On September 27, 2006, Zachary and I walked up Rocky Butte, which is right behind our house. It was a pretty typical walk, except that at the top we spotted a small white animal crouched at the base of the stone wall around the park. “Oh, look,” I said. “A bunny.”
It wasn’t a bunny, although for the rest of his life we often called this little mostly-white cat “the bunny,” or “the bun.” It was a cat who was clearly sick, but with pristine paws and fur. He didn’t look like he’d been living outside for long at all. No tag or collar. He came to us eagerly, and I wasn’t prepared to leave him up there on the butte as evening fell; there are plenty of coyotes and great horned owls around, not to mention reckless drivers. And the cat seemed a bit out of it. We wound up carrying him home, where we happened to have a litter box and some cat food because we sometimes hosted friends’ cats when they went out of town. Our thinking was that we’d locate this cat’s owner the next day, and if we couldn’t find the owner, we’d take him to the shelter.

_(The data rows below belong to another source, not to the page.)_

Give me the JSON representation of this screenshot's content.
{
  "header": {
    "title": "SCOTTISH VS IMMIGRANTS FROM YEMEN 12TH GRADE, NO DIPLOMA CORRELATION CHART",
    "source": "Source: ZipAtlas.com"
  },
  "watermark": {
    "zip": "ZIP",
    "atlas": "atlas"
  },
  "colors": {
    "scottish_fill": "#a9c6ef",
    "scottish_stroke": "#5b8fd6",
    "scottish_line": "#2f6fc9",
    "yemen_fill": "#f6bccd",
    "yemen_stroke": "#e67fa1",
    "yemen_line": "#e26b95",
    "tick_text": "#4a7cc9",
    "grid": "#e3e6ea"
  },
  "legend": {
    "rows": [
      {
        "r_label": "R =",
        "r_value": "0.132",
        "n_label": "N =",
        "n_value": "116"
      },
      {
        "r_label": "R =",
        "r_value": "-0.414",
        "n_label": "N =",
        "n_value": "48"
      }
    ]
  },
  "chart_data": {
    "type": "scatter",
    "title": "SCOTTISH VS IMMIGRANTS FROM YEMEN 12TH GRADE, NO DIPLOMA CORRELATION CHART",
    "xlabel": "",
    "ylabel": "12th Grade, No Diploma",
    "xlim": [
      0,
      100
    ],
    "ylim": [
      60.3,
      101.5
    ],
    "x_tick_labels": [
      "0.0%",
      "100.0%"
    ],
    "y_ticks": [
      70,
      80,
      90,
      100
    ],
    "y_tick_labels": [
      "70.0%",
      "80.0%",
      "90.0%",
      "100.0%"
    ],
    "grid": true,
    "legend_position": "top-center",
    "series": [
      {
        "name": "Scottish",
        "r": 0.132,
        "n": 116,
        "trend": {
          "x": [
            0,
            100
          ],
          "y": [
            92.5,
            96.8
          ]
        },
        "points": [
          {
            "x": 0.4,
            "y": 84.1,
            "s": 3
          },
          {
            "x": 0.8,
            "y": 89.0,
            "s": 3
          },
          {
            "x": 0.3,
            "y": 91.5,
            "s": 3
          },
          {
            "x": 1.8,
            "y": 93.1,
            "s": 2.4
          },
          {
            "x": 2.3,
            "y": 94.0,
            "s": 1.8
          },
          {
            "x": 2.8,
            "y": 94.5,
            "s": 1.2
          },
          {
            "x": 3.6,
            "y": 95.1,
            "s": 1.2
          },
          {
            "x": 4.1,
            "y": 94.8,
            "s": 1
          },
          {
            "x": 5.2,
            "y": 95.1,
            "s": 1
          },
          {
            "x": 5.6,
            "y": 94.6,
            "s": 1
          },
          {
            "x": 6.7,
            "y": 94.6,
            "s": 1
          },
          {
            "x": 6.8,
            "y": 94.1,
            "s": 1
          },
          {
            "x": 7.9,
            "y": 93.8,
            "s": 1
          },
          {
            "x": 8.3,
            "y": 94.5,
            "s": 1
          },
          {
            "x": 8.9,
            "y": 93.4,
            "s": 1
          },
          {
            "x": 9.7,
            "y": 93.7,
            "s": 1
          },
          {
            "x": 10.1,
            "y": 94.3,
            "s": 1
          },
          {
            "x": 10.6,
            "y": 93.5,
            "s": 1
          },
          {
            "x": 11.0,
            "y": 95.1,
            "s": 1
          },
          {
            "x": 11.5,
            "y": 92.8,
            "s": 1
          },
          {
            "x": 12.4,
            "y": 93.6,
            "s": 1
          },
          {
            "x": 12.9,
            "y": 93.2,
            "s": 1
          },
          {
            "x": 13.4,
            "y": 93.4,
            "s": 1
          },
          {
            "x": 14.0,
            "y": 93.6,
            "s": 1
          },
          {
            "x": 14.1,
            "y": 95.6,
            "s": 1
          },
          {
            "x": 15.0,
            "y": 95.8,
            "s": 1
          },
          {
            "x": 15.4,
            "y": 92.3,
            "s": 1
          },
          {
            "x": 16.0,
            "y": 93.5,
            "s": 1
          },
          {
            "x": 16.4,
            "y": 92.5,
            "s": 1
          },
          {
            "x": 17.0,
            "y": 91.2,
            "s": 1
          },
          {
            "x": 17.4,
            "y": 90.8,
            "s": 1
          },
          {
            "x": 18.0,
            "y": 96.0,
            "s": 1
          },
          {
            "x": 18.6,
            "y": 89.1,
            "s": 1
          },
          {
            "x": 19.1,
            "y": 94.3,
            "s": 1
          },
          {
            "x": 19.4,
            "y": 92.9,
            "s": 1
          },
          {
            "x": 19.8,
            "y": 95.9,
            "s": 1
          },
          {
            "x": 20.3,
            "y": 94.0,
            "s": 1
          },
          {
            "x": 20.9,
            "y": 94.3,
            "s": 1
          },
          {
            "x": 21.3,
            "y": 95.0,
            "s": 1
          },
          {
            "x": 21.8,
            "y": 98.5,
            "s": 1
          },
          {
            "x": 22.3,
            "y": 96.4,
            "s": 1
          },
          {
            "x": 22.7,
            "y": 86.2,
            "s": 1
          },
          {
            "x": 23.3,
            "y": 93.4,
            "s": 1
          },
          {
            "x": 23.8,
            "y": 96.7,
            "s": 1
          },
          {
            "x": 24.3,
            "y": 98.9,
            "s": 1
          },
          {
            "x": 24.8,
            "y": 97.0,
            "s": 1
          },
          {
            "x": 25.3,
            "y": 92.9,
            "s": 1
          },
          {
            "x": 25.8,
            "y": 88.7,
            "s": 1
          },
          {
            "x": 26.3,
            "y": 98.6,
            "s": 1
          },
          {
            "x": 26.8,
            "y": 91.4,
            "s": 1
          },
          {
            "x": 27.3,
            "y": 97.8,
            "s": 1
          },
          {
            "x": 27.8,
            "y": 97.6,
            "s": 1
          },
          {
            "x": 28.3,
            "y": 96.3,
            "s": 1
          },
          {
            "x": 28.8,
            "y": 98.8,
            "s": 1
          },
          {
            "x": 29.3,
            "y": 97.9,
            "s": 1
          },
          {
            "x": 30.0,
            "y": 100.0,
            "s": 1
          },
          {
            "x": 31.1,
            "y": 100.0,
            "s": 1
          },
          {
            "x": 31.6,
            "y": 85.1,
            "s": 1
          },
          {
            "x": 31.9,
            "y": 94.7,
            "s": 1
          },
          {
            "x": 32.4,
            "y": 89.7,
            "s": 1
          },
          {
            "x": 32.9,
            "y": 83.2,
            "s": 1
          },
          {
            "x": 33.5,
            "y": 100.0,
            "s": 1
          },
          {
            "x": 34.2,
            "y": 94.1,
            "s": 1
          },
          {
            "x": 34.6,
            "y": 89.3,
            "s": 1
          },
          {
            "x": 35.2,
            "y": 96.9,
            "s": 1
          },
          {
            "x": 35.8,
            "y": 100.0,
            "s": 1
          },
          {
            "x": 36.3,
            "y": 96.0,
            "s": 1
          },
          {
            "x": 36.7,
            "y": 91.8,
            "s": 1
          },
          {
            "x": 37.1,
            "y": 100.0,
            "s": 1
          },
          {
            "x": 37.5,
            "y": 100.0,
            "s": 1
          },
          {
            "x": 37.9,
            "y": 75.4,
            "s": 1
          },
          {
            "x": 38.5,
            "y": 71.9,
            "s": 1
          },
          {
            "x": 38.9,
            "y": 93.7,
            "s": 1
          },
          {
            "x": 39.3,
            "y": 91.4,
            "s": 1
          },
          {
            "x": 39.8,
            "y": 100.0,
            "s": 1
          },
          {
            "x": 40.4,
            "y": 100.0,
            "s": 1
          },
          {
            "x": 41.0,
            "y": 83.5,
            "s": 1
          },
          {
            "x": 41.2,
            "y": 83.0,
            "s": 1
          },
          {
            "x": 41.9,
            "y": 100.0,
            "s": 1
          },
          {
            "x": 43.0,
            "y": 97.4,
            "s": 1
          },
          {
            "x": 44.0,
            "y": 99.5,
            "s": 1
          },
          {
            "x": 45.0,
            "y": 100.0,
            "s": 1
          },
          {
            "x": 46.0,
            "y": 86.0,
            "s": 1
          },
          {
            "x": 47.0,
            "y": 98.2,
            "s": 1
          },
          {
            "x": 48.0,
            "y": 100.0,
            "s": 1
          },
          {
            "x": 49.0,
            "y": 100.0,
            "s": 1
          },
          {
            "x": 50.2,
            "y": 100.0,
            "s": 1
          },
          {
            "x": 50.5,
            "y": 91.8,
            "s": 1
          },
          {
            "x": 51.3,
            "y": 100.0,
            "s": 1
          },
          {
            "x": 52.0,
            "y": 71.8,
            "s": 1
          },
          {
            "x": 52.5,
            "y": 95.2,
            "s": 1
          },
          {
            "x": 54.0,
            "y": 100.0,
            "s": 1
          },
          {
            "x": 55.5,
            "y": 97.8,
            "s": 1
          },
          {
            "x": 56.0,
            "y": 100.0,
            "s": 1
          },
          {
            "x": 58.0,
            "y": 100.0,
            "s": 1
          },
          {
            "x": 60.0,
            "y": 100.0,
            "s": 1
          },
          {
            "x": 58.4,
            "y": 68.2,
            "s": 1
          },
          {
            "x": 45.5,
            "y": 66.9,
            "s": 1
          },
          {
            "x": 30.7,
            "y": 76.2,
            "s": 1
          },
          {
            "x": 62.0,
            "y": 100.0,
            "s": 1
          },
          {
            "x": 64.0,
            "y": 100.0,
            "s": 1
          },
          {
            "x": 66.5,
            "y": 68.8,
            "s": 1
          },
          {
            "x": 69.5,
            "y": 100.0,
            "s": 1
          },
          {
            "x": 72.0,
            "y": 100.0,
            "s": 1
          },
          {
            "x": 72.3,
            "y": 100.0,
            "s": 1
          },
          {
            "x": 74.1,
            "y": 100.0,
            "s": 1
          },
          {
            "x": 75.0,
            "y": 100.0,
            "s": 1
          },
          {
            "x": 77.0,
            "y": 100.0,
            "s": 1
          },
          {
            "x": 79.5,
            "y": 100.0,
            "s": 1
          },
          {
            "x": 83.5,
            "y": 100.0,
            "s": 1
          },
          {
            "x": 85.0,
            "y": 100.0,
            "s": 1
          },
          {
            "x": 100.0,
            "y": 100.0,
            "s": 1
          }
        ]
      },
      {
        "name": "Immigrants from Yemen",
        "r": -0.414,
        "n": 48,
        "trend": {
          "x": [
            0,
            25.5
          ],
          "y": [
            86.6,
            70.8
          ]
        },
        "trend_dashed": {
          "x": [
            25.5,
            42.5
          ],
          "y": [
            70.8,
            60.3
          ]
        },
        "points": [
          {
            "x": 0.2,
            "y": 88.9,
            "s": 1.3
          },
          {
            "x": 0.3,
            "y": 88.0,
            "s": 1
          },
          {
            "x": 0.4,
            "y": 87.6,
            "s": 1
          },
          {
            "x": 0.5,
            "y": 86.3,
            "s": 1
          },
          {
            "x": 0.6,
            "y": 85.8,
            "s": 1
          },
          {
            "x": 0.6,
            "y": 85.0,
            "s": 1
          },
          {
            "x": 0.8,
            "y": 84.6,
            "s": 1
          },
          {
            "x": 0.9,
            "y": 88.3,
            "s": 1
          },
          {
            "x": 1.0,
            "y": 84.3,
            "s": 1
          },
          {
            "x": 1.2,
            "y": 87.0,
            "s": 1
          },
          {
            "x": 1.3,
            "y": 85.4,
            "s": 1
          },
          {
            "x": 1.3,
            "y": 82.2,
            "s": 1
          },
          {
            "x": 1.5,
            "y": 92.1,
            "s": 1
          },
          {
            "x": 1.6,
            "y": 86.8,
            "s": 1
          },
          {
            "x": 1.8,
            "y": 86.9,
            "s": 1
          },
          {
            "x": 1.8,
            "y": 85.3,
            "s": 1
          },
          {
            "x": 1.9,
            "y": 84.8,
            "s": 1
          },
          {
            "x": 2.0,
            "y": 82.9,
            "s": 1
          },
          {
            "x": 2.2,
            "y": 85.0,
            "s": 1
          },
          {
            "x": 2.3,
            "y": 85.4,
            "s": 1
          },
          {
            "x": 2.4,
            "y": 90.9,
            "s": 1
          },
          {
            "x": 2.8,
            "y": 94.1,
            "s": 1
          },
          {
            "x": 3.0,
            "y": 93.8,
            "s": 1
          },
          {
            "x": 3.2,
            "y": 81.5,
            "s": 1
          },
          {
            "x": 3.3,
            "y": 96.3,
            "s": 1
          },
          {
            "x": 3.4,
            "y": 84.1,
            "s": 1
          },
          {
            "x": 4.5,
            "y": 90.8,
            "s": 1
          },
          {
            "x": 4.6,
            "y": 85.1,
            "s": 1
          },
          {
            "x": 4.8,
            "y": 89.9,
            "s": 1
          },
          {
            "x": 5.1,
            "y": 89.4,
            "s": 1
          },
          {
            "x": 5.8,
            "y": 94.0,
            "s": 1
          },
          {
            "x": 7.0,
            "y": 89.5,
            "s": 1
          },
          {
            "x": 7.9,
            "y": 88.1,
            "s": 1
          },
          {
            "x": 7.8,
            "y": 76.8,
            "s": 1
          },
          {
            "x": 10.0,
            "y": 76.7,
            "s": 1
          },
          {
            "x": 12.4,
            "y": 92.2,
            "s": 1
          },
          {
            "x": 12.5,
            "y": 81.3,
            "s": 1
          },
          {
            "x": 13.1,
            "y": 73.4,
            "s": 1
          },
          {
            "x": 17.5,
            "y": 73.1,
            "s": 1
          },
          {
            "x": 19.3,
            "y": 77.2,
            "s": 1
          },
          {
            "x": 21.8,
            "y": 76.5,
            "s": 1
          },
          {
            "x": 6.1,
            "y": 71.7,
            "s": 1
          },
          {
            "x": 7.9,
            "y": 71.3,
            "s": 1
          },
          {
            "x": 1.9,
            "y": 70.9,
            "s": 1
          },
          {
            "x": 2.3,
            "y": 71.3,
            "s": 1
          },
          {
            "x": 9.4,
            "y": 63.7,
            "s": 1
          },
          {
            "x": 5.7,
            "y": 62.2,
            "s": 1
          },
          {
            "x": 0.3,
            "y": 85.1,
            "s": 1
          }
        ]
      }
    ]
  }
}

The upshot: several weeks and a thousand dollars worth of medical tests and treatments later, we had a free pet! He’d been very ill with infectious bronchitis in both lungs; the vet said he probably wouldn’t have lasted long without treatment, even if the predators didn’t get him. The vet also mentioned that that park is a known “dumping ground” for unwanted pets. Grrr. Anyway, with an age estimated at four, this neutered and exceedingly friendly and loving male cat entered our lives. He was never perfectly healthy: he suffered from asthma, and he had that incurable virus that causes dribbly eyes. But we gave him the best of care, and he had a great life, with lots of leash-walking around our wooded lot, basking on the terrace in warm weather, occupying whichever lap was available, and sleeping with us every night. The best part of every trip was coming home to be greeted by Xerxes, who would lie on his side, wrap his paws around the petting hand, and purr.
All good things must end, sadly, and the end came for our beloved blue-eyed boy on April 6, 2022. He had been diagnosed a year and a half earlier with the beginnings of kidney and intestinal disease. Steroids had kept the symptoms at bay . . . until they couldn’t, and it was time to let him go. He is buried behind the house in a spot he liked to bask in. I have loved all my cats–and some that weren’t mine–but Xerxes was special to me. I will miss him every day of my life.